There’s an immense satisfaction to Peter Bagge’s biographies. He picks subjects who’re known to a degree, but perhaps not beyond limited circles, individuals and trailblazers who followed their own muse, and forced the world to acknowledge them. His loose limbed and exaggerated form of cartooning, all wild expressions and gesticulations, is somehow ideally suited to telling the lives of his subjects and they shine brighter through his attentions.

Zora Neale Hurston certainly shone, overcoming the poor background and restricted life accorded African Americans in the early 20th century, and having to fight all the harder for also being a woman. Bagge’s prolonged biographical notes explain personalities and locations, but from the beginning he emphasises Huston’s determination and individuality, and that’s she’s not a woman to be messed with. Nor is she above taking advantage of ignorance, finishing high school at 26 while claiming to be ten years younger, a path continued as she progressed to university.

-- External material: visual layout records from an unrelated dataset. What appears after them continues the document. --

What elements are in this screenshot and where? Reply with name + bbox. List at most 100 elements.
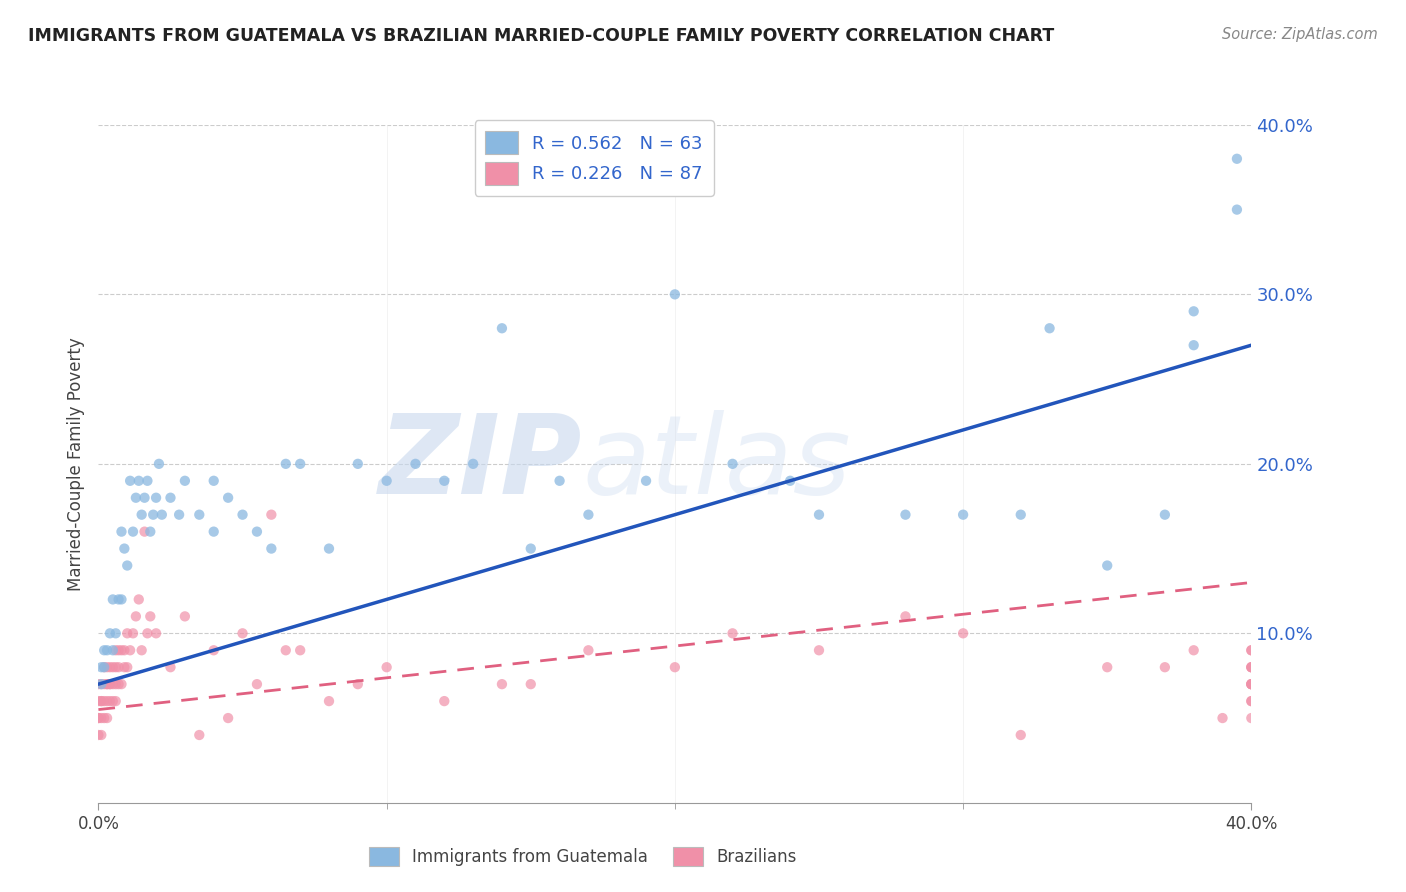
Point	[1010, 728, 1032, 742]
Point	[117, 558, 139, 573]
Point	[110, 677, 132, 691]
Point	[93, 643, 115, 657]
Point	[1240, 643, 1263, 657]
Point	[721, 626, 744, 640]
Text: IMMIGRANTS FROM GUATEMALA VS BRAZILIAN MARRIED-COUPLE FAMILY POVERTY CORRELATION: IMMIGRANTS FROM GUATEMALA VS BRAZILIAN M…	[28, 27, 1054, 45]
Point	[110, 524, 132, 539]
Point	[90, 711, 112, 725]
Point	[1153, 508, 1175, 522]
Point	[346, 457, 368, 471]
Point	[1240, 677, 1263, 691]
Point	[131, 508, 153, 522]
Point	[93, 694, 115, 708]
Point	[894, 609, 917, 624]
Point	[520, 541, 543, 556]
Point	[120, 474, 142, 488]
Point	[87, 711, 110, 725]
Point	[491, 677, 513, 691]
Point	[104, 694, 127, 708]
Point	[1240, 677, 1263, 691]
Point	[125, 491, 148, 505]
Point	[145, 491, 167, 505]
Point	[90, 660, 112, 674]
Point	[96, 711, 118, 725]
Point	[375, 660, 398, 674]
Point	[104, 643, 127, 657]
Point	[96, 694, 118, 708]
Point	[1226, 152, 1249, 166]
Point	[90, 677, 112, 691]
Point	[122, 626, 145, 640]
Point	[1240, 660, 1263, 674]
Point	[1097, 660, 1119, 674]
Point	[231, 508, 254, 522]
Point	[139, 524, 162, 539]
Point	[1182, 338, 1205, 352]
Point	[120, 643, 142, 657]
Point	[1010, 508, 1032, 522]
Point	[274, 643, 297, 657]
Point	[1182, 304, 1205, 318]
Point	[246, 524, 269, 539]
Point	[112, 541, 135, 556]
Point	[131, 643, 153, 657]
Point	[375, 474, 398, 488]
Point	[90, 728, 112, 742]
Point	[807, 508, 830, 522]
Point	[174, 474, 197, 488]
Point	[98, 626, 121, 640]
Point	[318, 541, 340, 556]
Point	[96, 660, 118, 674]
Point	[159, 660, 181, 674]
Point	[636, 474, 658, 488]
Point	[231, 626, 254, 640]
Point	[87, 711, 110, 725]
Point	[93, 677, 115, 691]
Point	[125, 609, 148, 624]
Point	[104, 626, 127, 640]
Point	[98, 677, 121, 691]
Point	[101, 643, 124, 657]
Point	[1038, 321, 1062, 335]
Point	[117, 660, 139, 674]
Y-axis label: Married-Couple Family Poverty: Married-Couple Family Poverty	[66, 337, 84, 591]
Point	[721, 457, 744, 471]
Point	[148, 457, 170, 471]
Point	[139, 609, 162, 624]
Point	[101, 694, 124, 708]
Point	[1226, 202, 1249, 217]
Point	[274, 457, 297, 471]
Point	[117, 626, 139, 640]
Point	[260, 541, 283, 556]
Point	[260, 508, 283, 522]
Point	[461, 457, 484, 471]
Point	[1240, 694, 1263, 708]
Point	[1097, 558, 1119, 573]
Point	[122, 524, 145, 539]
Point	[217, 711, 239, 725]
Point	[98, 694, 121, 708]
Point	[96, 677, 118, 691]
Point	[101, 677, 124, 691]
Point	[246, 677, 269, 691]
Point	[779, 474, 801, 488]
Point	[136, 474, 159, 488]
Point	[578, 508, 600, 522]
Point	[93, 711, 115, 725]
Point	[134, 491, 156, 505]
Point	[107, 677, 129, 691]
Point	[110, 592, 132, 607]
Point	[318, 694, 340, 708]
Point	[134, 524, 156, 539]
Point	[93, 660, 115, 674]
Point	[202, 524, 225, 539]
Point	[290, 457, 312, 471]
Point	[433, 694, 456, 708]
Point	[167, 508, 190, 522]
Legend: Immigrants from Guatemala, Brazilians: Immigrants from Guatemala, Brazilians	[361, 840, 803, 872]
Point	[188, 728, 211, 742]
Point	[664, 287, 686, 301]
Point	[1240, 711, 1263, 725]
Point	[98, 660, 121, 674]
Point	[290, 643, 312, 657]
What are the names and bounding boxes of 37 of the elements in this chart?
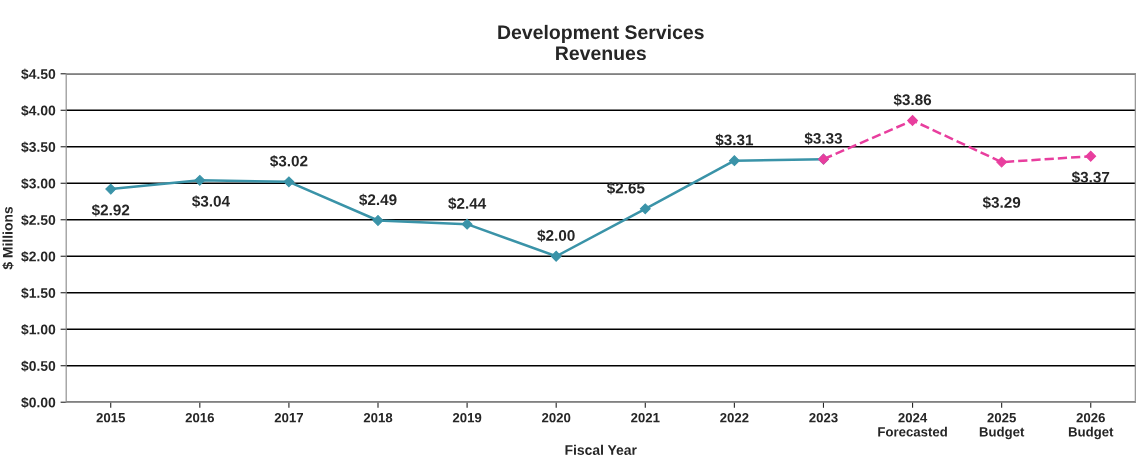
y-tick-label: $1.50	[21, 287, 56, 299]
y-axis-title: $ Millions	[2, 206, 14, 270]
x-tick-label: 2025 Budget	[979, 412, 1025, 440]
data-label: $2.92	[91, 203, 130, 217]
y-tick-label: $2.00	[21, 250, 56, 263]
data-label: $2.44	[448, 197, 487, 210]
data-label: $3.29	[982, 196, 1021, 209]
x-tick-label: 2016	[185, 412, 215, 423]
y-tick-label: $2.50	[21, 214, 56, 226]
y-tick-label: $0.50	[21, 360, 56, 372]
x-tick-label: 2019	[452, 412, 482, 423]
data-label: $3.37	[1071, 171, 1110, 184]
x-tick-label: 2023	[809, 412, 838, 423]
data-label: $2.00	[537, 229, 575, 242]
y-tick-label: $3.00	[21, 177, 56, 190]
data-label: $3.86	[893, 93, 932, 107]
data-label: $2.49	[359, 193, 397, 207]
y-tick-label: $4.00	[21, 105, 56, 117]
x-tick-label: 2026 Budget	[1068, 412, 1114, 440]
data-label: $3.31	[715, 133, 754, 147]
x-tick-label: 2024 Forecasted	[878, 412, 947, 437]
x-tick-label: 2022	[720, 412, 749, 423]
x-axis-title: Fiscal Year	[565, 444, 637, 455]
y-tick-label: $0.00	[21, 396, 56, 409]
data-label: $3.02	[270, 154, 308, 168]
y-tick-label: $4.50	[21, 68, 56, 80]
data-label: $3.33	[804, 132, 843, 145]
chart-title: Development Services Revenues	[498, 24, 704, 61]
data-label: $2.65	[606, 181, 645, 195]
x-tick-label: 2020	[541, 412, 571, 423]
x-tick-label: 2015	[96, 412, 126, 423]
y-tick-label: $1.00	[21, 323, 56, 336]
y-tick-label: $3.50	[21, 141, 56, 153]
x-tick-label: 2018	[363, 412, 393, 423]
x-tick-label: 2021	[631, 412, 660, 423]
data-label: $3.04	[192, 195, 230, 208]
x-tick-label: 2017	[274, 412, 304, 423]
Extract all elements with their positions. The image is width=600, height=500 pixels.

Certainly a writer attuned to her background, Bagge brings out personality dazzlingly. His method of placing dialogue in the mouths of his subjects works extremely well in conveying Hurston’s unapologetic attitude about who she is. Her confrontational attitude shines through, and she’s never short of a pithy response to patronising comments, many of which are forthcoming when she moves to New York. However, it’s moving back to her hometown of Eatonville in Florida as an anthropological student that eventually makes her name. This isn’t without the initial mis-step of blowing the majority of her study grant on a car and a gun, as explained in Bagge’s introduction.

In addition to admiring her output, the impression Bagge gives is that it would be a hell of a lot of fun just hanging around with Hurston, and anecdotes from her life transform naturally into comedy interludes. Bagge, though, never downplays intellect for laughs, always portraying Hurston as extremely astute and ahead of her time. The comedy, though, can serve as a convenient transition between one location and another, and all occasions of dramatic licence are explained in the lengthy notes following the biography. He also shows Hurston as self-aware even as she repeats mistakes.

The overall result is a phenomenally entertaining biography of a life well lived with lasting statements supplied along the way.